As a consulting company, both the need and the drivers for alignment and cross-pollination of ideas on sustainability are built into their daily work process.
“Our company provides a broad range of services to our clients from architectural planning, programming, and design to engineered systems for buildings and processes, to environmental compliance and consulting,” Zoeteman said. “The real value we offer our clients is our capability to seamlessly consider challenges, integrate ideas, and provide coordinated solutions to extend the value of their investment and long-term return on their properties and operations.”
Since FTCH continually strives to reduce their carbon footprint and remain committed to responsible environmental stewardship, the company joined the Michigan USGBC Battle of the Buildings (BOTB) Program because it fit well with their energy reduction goals. According to Zoeteman, it also allowed FTCH to showcase their specialized areas of existing building commissioning (EBCx) and energy auditing.
As a result of their participation in BOTB, FTCH instituted changes to the building systems and, perhaps more importantly, implemented simple operational and behavior modifications that help to substantially reduce their overall energy consumption. This included changes to their HVAC equipment and lighting fixtures to improve efficiency, in addition to something as simple as encouraging staff to make sure lights were off when leaving an office or conference room.
“Participating in the BOTB program has helped to re-energize these efforts among staff and reaffirm the importance of our ongoing commitment toward sustainability,” Zoeteman said.
FTCH will use the excitement of receiving the Office category award in the 2014 BOTB program to push forward with several exciting projects in 2015 and beyond.

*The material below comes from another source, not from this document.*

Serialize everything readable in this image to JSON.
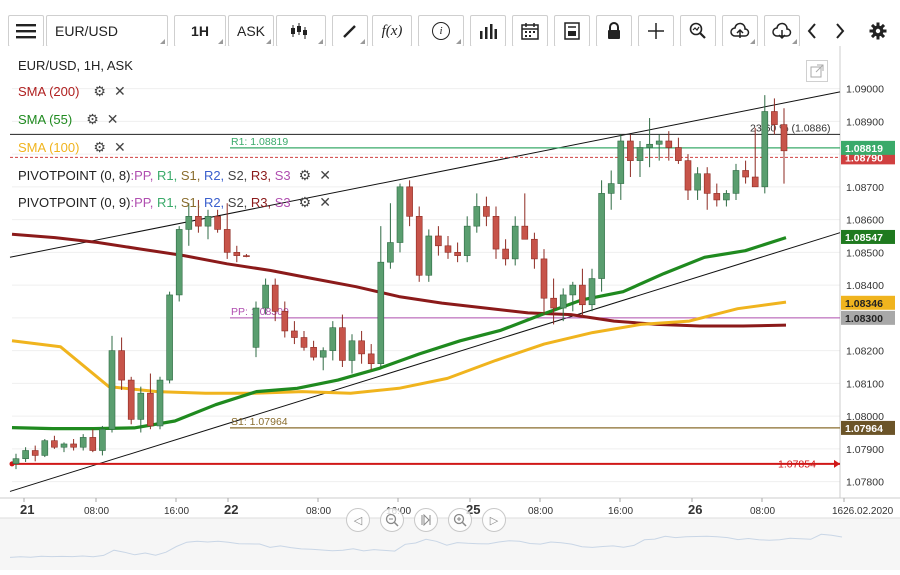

According to Zoeteman, FTCH is currently developing plans for a large university housing project and a new academic laboratory building in West Michigan, and is the LEED Administrator on a Southeast Michigan project that is proposed to be one of the first LEED-NC v4 projects in the world.
“We feel lucky to have so many clients willing to go the extra yard by engaging FTCH in the multi-discipline development of large-scale energy efficient LEED projects,” Zoeteman said.